All other things being equal, taller basketball players are moreeffective than shorter ones. Height is an advantage in basketball and some other sports. In almost all other realms of human endeavor, though, height bears no relationship to the ability to do a job well. But in a culture that regularly imputes desirable characteristics to tall people and undesirable ones to short ones, shortness is surely a disadvantage. (Even our language is laden with ”heightisms”: we look up to people we admire, look down on those we don’t.)
Like other ”isms,” such as racism and sexism, heightism involves making unwarranted judgments about people based on irrelevant criteria. Does anyone believe the solution to racism is to find a drug that lightens black skin? The mind boggles at the possible biotechnological remedies for sexism. And yet those who want to give their kids hGH are proposing just this sort of technological end-run around heightism.
If we choose to allow hGH to be used for non-disease, non-disabling shortness, then we must make a choice. Either we let those who can afford it buy it for their children, or we make it available at public expense to all children whose parents want it.
Suppose we let it be sold. The children of rich parents will have one more leg up, so to speak, on their peers. You could ask, what’s one more advantage in light of all the others available to people with means? But the prospect of two classes — one tall and monied, the other short and poor — is ugly and disquieting. It would allow injustice to be piled upon injustice.
Suppose we take the other route and provide hGH to anyone who wants it. If all parents (short and tall alike) rushed out to get hGH shots for their kids, the average height of the entire population might increase. But in all likelihood the distribution of height in the population wouldn’t change much, if at all. There would still be the taller and the shorter, and since we’re doing nothing to diminish heightism, discrimination against the shorter would continue. Some people would benefit, of course — for example, the stockholders in Genentech (which holds a patent for making biosynthetic hGH) and those who produce fabrics (since everyone will be wearing bigger sizes). Meanwhile, at considerable social expense, kids would get their three shots a week with a little pain and, we hope, minimal side effects.

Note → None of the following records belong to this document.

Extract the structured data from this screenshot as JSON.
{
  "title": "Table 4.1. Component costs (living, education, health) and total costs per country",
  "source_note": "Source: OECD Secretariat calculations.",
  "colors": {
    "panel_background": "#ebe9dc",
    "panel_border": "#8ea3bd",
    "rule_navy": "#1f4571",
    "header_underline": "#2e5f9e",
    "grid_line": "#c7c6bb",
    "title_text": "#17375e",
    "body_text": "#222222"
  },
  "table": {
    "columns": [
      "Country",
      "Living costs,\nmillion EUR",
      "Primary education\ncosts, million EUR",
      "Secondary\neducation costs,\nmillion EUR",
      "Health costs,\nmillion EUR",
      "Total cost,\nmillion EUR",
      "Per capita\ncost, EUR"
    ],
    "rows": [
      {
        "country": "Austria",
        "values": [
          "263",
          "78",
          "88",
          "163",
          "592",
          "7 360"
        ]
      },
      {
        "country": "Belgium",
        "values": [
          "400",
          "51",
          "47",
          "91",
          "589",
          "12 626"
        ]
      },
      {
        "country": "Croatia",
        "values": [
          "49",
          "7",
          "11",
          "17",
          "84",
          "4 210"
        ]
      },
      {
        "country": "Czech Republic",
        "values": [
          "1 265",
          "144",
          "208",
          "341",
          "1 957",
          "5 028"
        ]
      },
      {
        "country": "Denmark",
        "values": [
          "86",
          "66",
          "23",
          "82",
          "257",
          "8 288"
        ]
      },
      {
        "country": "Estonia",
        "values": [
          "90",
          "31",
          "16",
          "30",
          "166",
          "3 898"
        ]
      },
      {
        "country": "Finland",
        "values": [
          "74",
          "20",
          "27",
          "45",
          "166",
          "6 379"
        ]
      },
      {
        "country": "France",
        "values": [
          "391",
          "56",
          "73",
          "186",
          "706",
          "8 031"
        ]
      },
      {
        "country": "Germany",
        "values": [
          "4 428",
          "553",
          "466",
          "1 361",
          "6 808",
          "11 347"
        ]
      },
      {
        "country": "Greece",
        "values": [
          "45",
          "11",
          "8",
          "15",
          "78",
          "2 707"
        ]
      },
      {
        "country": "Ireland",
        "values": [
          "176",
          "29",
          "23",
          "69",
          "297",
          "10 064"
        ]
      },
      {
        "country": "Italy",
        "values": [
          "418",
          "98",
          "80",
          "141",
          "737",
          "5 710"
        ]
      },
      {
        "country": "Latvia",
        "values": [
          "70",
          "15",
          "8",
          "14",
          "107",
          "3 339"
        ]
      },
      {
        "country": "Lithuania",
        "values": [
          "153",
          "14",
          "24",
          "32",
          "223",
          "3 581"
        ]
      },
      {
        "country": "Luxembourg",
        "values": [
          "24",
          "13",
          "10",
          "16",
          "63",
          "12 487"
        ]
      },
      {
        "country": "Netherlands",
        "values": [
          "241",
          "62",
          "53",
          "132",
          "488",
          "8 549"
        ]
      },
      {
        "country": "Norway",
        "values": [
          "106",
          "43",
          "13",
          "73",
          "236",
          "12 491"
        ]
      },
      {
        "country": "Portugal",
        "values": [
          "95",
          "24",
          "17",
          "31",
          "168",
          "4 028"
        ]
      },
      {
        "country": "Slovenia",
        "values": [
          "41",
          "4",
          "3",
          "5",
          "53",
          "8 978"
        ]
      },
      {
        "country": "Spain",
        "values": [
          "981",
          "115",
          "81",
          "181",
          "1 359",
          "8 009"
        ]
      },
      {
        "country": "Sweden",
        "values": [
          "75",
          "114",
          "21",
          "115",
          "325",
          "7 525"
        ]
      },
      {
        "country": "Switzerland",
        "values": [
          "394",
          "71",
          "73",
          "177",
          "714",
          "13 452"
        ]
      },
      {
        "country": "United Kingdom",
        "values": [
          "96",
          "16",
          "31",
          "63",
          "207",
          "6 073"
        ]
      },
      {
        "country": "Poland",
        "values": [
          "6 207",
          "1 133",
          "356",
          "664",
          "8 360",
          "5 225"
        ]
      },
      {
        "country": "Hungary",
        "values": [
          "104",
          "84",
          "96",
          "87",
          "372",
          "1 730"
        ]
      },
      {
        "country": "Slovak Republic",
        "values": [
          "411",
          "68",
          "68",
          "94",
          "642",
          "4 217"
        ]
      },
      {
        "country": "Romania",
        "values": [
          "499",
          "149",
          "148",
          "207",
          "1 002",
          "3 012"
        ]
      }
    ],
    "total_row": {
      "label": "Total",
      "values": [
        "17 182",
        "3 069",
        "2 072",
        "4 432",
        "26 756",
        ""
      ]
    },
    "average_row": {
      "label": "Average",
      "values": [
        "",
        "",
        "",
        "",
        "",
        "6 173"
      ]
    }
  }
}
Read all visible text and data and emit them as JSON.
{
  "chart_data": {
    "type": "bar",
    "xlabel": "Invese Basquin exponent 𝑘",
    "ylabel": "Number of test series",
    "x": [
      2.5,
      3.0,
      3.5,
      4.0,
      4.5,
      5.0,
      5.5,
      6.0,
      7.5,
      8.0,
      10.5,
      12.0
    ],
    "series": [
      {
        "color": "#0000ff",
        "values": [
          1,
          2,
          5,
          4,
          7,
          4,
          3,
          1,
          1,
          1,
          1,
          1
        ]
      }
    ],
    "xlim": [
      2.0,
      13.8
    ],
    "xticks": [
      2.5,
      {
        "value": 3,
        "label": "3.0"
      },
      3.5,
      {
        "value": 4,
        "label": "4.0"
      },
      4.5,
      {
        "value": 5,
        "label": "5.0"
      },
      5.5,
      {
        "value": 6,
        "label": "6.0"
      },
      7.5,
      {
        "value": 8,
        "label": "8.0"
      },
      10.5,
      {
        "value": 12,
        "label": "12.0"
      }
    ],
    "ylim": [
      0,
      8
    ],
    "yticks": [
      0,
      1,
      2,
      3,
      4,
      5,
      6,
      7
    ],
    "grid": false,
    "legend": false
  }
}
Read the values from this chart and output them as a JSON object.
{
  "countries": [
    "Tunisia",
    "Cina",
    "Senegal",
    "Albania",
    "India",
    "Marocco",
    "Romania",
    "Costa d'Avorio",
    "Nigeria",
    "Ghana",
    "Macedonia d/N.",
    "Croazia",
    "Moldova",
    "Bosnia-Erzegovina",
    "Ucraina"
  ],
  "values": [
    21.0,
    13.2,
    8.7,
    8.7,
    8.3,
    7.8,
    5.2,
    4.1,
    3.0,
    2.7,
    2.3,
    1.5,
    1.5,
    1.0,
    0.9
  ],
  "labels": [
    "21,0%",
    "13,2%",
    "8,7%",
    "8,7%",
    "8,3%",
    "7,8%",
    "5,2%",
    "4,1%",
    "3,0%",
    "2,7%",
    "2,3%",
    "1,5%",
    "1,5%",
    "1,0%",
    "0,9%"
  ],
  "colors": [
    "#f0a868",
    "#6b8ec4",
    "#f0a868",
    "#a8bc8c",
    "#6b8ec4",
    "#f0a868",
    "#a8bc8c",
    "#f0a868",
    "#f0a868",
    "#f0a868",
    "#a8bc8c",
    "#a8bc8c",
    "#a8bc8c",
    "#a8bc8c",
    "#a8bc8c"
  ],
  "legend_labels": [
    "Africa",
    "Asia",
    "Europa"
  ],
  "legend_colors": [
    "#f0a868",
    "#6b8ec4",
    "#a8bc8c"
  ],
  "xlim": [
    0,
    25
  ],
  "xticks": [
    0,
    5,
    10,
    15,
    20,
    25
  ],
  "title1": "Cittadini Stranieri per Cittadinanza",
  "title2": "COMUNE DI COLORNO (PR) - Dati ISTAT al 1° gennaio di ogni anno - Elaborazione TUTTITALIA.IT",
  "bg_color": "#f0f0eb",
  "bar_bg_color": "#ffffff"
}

Inevitably, a few eager parents would want to regain the edge for their kids and try to get bigger doses of hGH, like those athletes who take increasing amounts of anabolic steroids in the hope of obtaining an advantage over their rivals. In both cases, individuals pursue their own inter- ests, only to make everyone worse off.
Whether hGH is available just to those who can pay for it or to everyone, the results would be unfortunate. In one instance, we use biotechnology to reinforce the advantages of wealth; in the other, we incur enormous expense and unknown risks without making anyone better off. The wisest course is to restrict hGH to cases of disease and disability.
Although hGH may be the first biosynthetic hormone to tempt us to improve on human nature, it won’t be the last. Imagine what we might do with a hormone that prompted damaged nerves to regenerate. Someone would wonder whether it would also stimulate growth in the brain. And soon we’d be trying to enlarge our brains, however misuided that might be, scientifically or morally.
It also occurs to me that simply by writing this article I may spur some parents to seek out growth hormone for their child of normal height. I fervently hope not. But the temptation posed by hGH, and by other fruits of biotechnology as yet unripened, will be great. And it will require all our collective common sense to use them wisely.